The other academic hotbed thoroughly penetrated by Big Tobacco was UCLA, according to Proctor. “Tobacco collaborators at UCLA have attracted their fair share of criticism from public health advocates, and for understandable reasons.” The university picked up its own multimillion-dollar grant from cigarette makers for the Program on Tobacco and Health in 1974, and that wasn’t the first tobacco money the university had taken. “As with all such projects,” Proctor writes, “industry lawyers… played a key role in the decision to fund—with the companies also conceding that the decision ‘should be based more on public relations than on purely scientific grounds.’” The end came in 2007, when “UCLA’s dance with the devil” garnered a ton of unwanted press. Reports showed that UCLA had taken more than $6 million from Philip Morris for research “to compare how children’s brains and monkey brains react to nicotine.”
Proctor admits that singling out Harvard, Washington University and UCLA is somewhat misleading, “given that scholars throughout the world have gorged themselves on tobacco money. Indeed it may well be the rare institution that has NOT at one time or another dipped into this pot.”
Including Stanford, where Proctor teaches. Plenty of Stanford researchers have undertaken contract work and served as expert witnesses for the industry right in Proctor’s own backyard, where “at least eighteen faculty members have received monies (in the form of sponsored research) from the Council for Tobacco Research, with at least two of these—Judith Swain and Hugh McDevitt from the medical school—serving on its Scientific Advisory Board. Stanford pharmacologists were assisting the industry with its diethylene glycol studies as early as the 1930s…”
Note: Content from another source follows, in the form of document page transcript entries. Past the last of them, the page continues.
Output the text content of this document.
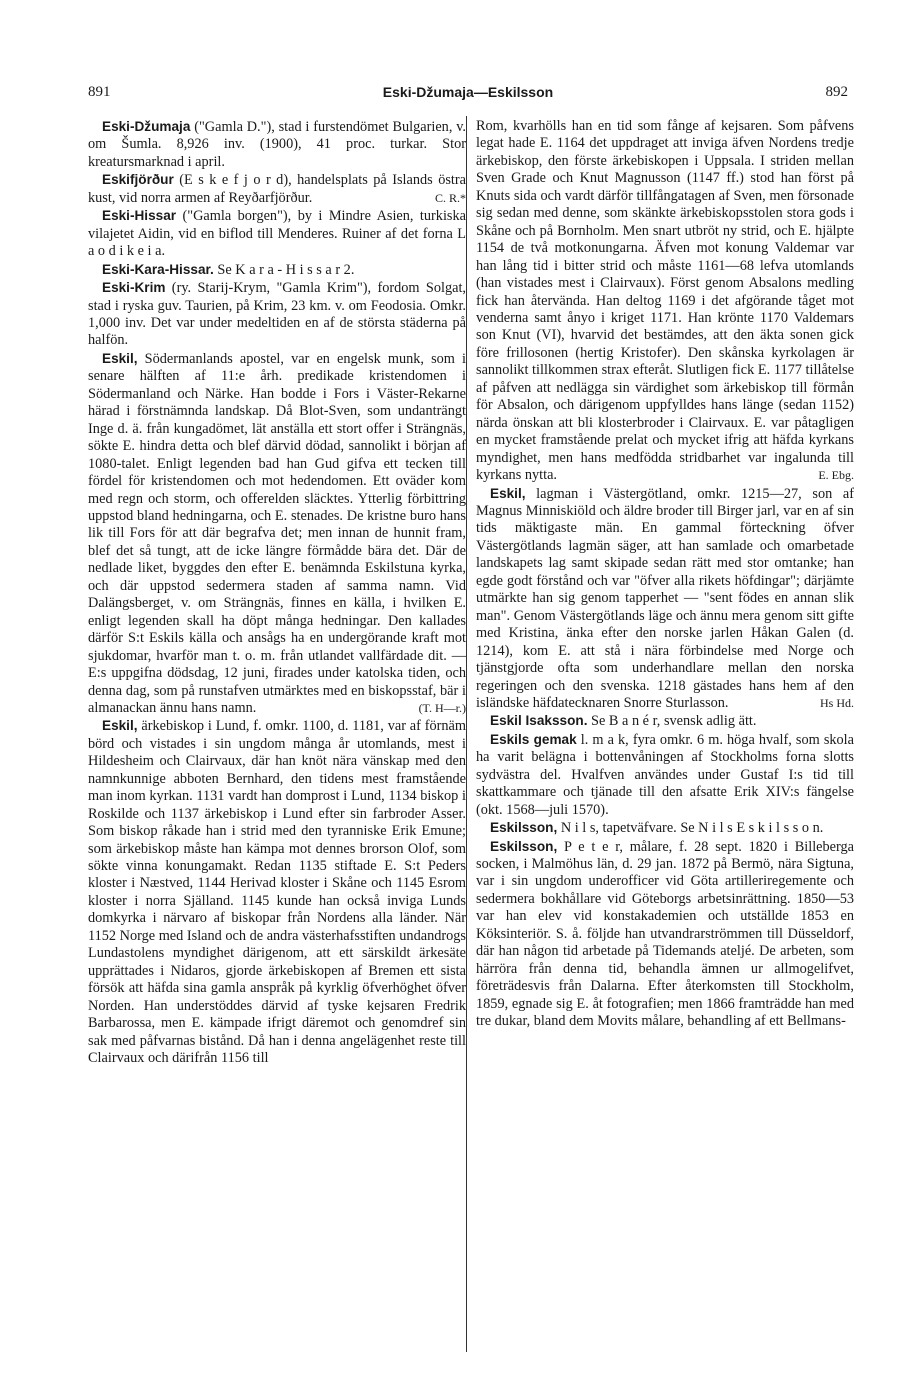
891	Eski-Džumaja—Eskilsson	892

Eski-Džumaja ("Gamla D."), stad i furstendömet Bulgarien, v. om Šumla. 8,926 inv. (1900), 41 proc. turkar. Stor kreatursmarknad i april.

Eskifjörður (E s k e f j o r d), handelsplats på Islands östra kust, vid norra armen af Reyðarfjörður.	C. R.*

Eski-Hissar ("Gamla borgen"), by i Mindre Asien, turkiska vilajetet Aidin, vid en biflod till Menderes. Ruiner af det forna L a o d i k e i a.

Eski-Kara-Hissar. Se K a r a - H i s s a r 2.

Eski-Krim (ry. Starij-Krym, "Gamla Krim"), fordom Solgat, stad i ryska guv. Taurien, på Krim, 23 km. v. om Feodosia. Omkr. 1,000 inv. Det var under medeltiden en af de största städerna på halfön.

Eskil, Södermanlands apostel, var en engelsk munk, som i senare hälften af 11:e årh. predikade kristendomen i Södermanland och Närke. Han bodde i Fors i Väster-Rekarne härad i förstnämnda landskap. Då Blot-Sven, som undanträngt Inge d. ä. från kungadömet, lät anställa ett stort offer i Strängnäs, sökte E. hindra detta och blef därvid dödad, sannolikt i början af 1080-talet. Enligt legenden bad han Gud gifva ett tecken till fördel för kristendomen och mot hedendomen. Ett oväder kom med regn och storm, och offerelden släcktes. Ytterlig förbittring uppstod bland hedningarna, och E. stenades. De kristne buro hans lik till Fors för att där begrafva det; men innan de hunnit fram, blef det så tungt, att de icke längre förmådde bära det. Där de nedlade liket, byggdes den efter E. benämnda Eskilstuna kyrka, och där uppstod sedermera staden af samma namn. Vid Dalängsberget, v. om Strängnäs, finnes en källa, i hvilken E. enligt legenden skall ha döpt många hedningar. Den kallades därför S:t Eskils källa och ansågs ha en undergörande kraft mot sjukdomar, hvarför man t. o. m. från utlandet vallfärdade dit. — E:s uppgifna dödsdag, 12 juni, firades under katolska tiden, och denna dag, som på runstafven utmärktes med en biskopsstaf, bär i almanackan ännu hans namn.	(T. H—r.)

Eskil, ärkebiskop i Lund, f. omkr. 1100, d. 1181, var af förnäm börd och vistades i sin ungdom många år utomlands, mest i Hildesheim och Clairvaux, där han knöt nära vänskap med den namnkunnige abboten Bernhard, den tidens mest framstående man inom kyrkan. 1131 vardt han domprost i Lund, 1134 biskop i Roskilde och 1137 ärkebiskop i Lund efter sin farbroder Asser. Som biskop råkade han i strid med den tyranniske Erik Emune; som ärkebiskop måste han kämpa mot dennes brorson Olof, som sökte vinna konungamakt. Redan 1135 stiftade E. S:t Peders kloster i Næstved, 1144 Herivad kloster i Skåne och 1145 Esrom kloster i norra Själland. 1145 kunde han också invigа Lunds domkyrka i närvaro af biskopar från Nordens alla länder. När 1152 Norge med Island och de andra västerhafsstiften undandrogs Lundastolens myndighet därigenom, att ett särskildt ärkesäte upprättades i Nidaros, gjorde ärkebiskopen af Bremen ett sista försök att häfda sina gamla anspråk på kyrklig öfverhöghet öfver Norden. Han understöddes därvid af tyske kejsaren Fredrik Barbarossa, men E. kämpade ifrigt däremot och genomdref sin sak med påfvarnas bistånd. Då han i denna angelägenhet reste till Clairvaux och därifrån 1156 till

Rom, kvarhölls han en tid som fånge af kejsaren. Som påfvens legat hade E. 1164 det uppdraget att inviga äfven Nordens tredje ärkebiskop, den förste ärkebiskopen i Uppsala. I striden mellan Sven Grade och Knut Magnusson (1147 ff.) stod han först på Knuts sida och vardt därför tillfångatagen af Sven, men försonade sig sedan med denne, som skänkte ärkebiskopsstolen stora gods i Skåne och på Bornholm. Men snart utbröt ny strid, och E. hjälpte 1154 de två motkonungarna. Äfven mot konung Valdemar var han lång tid i bitter strid och måste 1161—68 lefva utomlands (han vistades mest i Clairvaux). Först genom Absalons medling fick han återvända. Han deltog 1169 i det afgörande tåget mot venderna samt ånyo i kriget 1171. Han krönte 1170 Valdemars son Knut (VI), hvarvid det bestämdes, att den äkta sonen gick före frillosonen (hertig Kristofer). Den skånska kyrkolagen är sannolikt tillkommen strax efteråt. Slutligen fick E. 1177 tillåtelse af påfven att nedlägga sin värdighet som ärkebiskop till förmån för Absalon, och därigenom uppfylldes hans länge (sedan 1152) närda önskan att bli klosterbroder i Clairvaux. E. var påtagligen en mycket framstående prelat och mycket ifrig att häfda kyrkans myndighet, men hans medfödda stridbarhet var ingalunda till kyrkans nytta.	E. Ebg.

Eskil, lagman i Västergötland, omkr. 1215—27, son af Magnus Minniskiöld och äldre broder till Birger jarl, var en af sin tids mäktigaste män. En gammal förteckning öfver Västergötlands lagmän säger, att han samlade och omarbetade landskapets lag samt skipade sedan rätt med stor omtanke; han egde godt förstånd och var "öfver alla rikets höfdingar"; därjämte utmärkte han sig genom tapperhet — "sent födes en annan slik man". Genom Västergötlands läge och ännu mera genom sitt gifte med Kristina, änka efter den norske jarlen Håkan Galen (d. 1214), kom E. att stå i nära förbindelse med Norge och tjänstgjorde ofta som underhandlare mellan den norska regeringen och den svenska. 1218 gästades hans hem af den isländske häfdatecknaren Snorre Sturlasson.	Hs Hd.

Eskil Isaksson. Se B a n é r, svensk adlig ätt.

Eskils gemak l. m a k, fyra omkr. 6 m. höga hvalf, som skola ha varit belägna i bottenvåningen af Stockholms forna slotts sydvästra del. Hvalfven användes under Gustaf I:s tid till skattkammare och tjänade till den afsatte Erik XIV:s fängelse (okt. 1568—juli 1570).

Eskilsson, N i l s, tapetväfvare. Se N i l s E s k i l s s o n.

Eskilsson, P e t e r, målare, f. 28 sept. 1820 i Billeberga socken, i Malmöhus län, d. 29 jan. 1872 på Bermö, nära Sigtuna, var i sin ungdom underofficer vid Göta artilleriregemente och sedermera bokhållare vid Göteborgs arbetsinrättning. 1850—53 var han elev vid konstakademien och utställde 1853 en Köksinteriör. S. å. följde han utvandrarströmmen till Düsseldorf, där han någon tid arbetade på Tidemands ateljé. De arbeten, som härröra från denna tid, behandla ämnen ur allmogelifvet, företrädesvis från Dalarna. Efter återkomsten till Stockholm, 1859, egnade sig E. åt fotografien; men 1866 framträdde han med tre dukar, bland dem Movits målare, behandling af ett Bellmans-
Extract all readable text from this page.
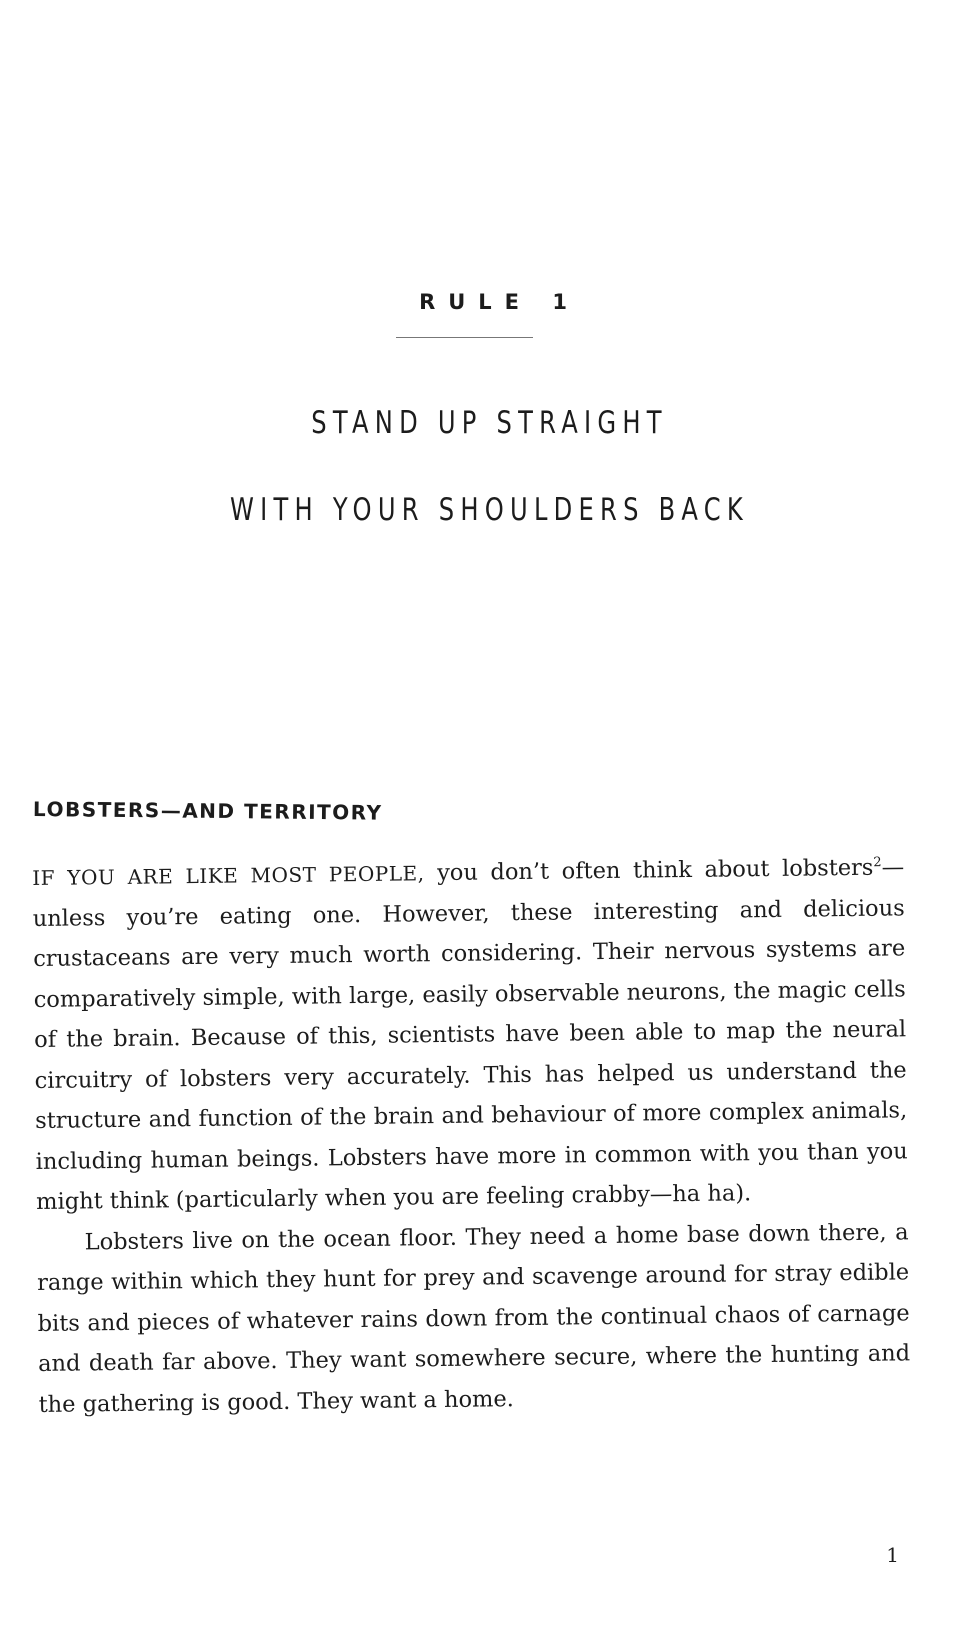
RULE 1
STAND UP STRAIGHT
WITH YOUR SHOULDERS BACK
LOBSTERS—AND TERRITORY

IF YOU ARE LIKE MOST PEOPLE, you don’t often think about lobsters$^2$—unless you’re eating one. However, these interesting and delicious crustaceans are very much worth considering. Their nervous systems are comparatively simple, with large, easily observable neurons, the magic cells of the brain. Because of this, scientists have been able to map the neural circuitry of lobsters very accurately. This has helped us understand the structure and function of the brain and behaviour of more complex animals, including human beings. Lobsters have more in common with you than you might think (particularly when you are feeling crabby—ha ha).

Lobsters live on the ocean floor. They need a home base down there, a range within which they hunt for prey and scavenge around for stray edible bits and pieces of whatever rains down from the continual chaos of carnage and death far above. They want somewhere secure, where the hunting and the gathering is good. They want a home.

1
In the conclusion to his densely researched but surprisingly readable work, Proctor returns to the controlling irony of the book: “Our bizarre starting point is the well-stocked shelf of cigarettes, to which we respond by begging people not to purchase them.” He presents the dream of a world in which cigarettes have been abolished. To do so, he admits, would require a leap. “If phasing out tobacco seems out of reach, this is only because our imaginations are impoverished.” And he has scant patience for the “Prohibition failed” argument. It failed, he says, because people like to drink. “Tobacco presents us with a very different situation. Nicotine is not a recreational drug. Most people who smoke wish they didn’t, and most smokers (90 percent) regret ever having started.”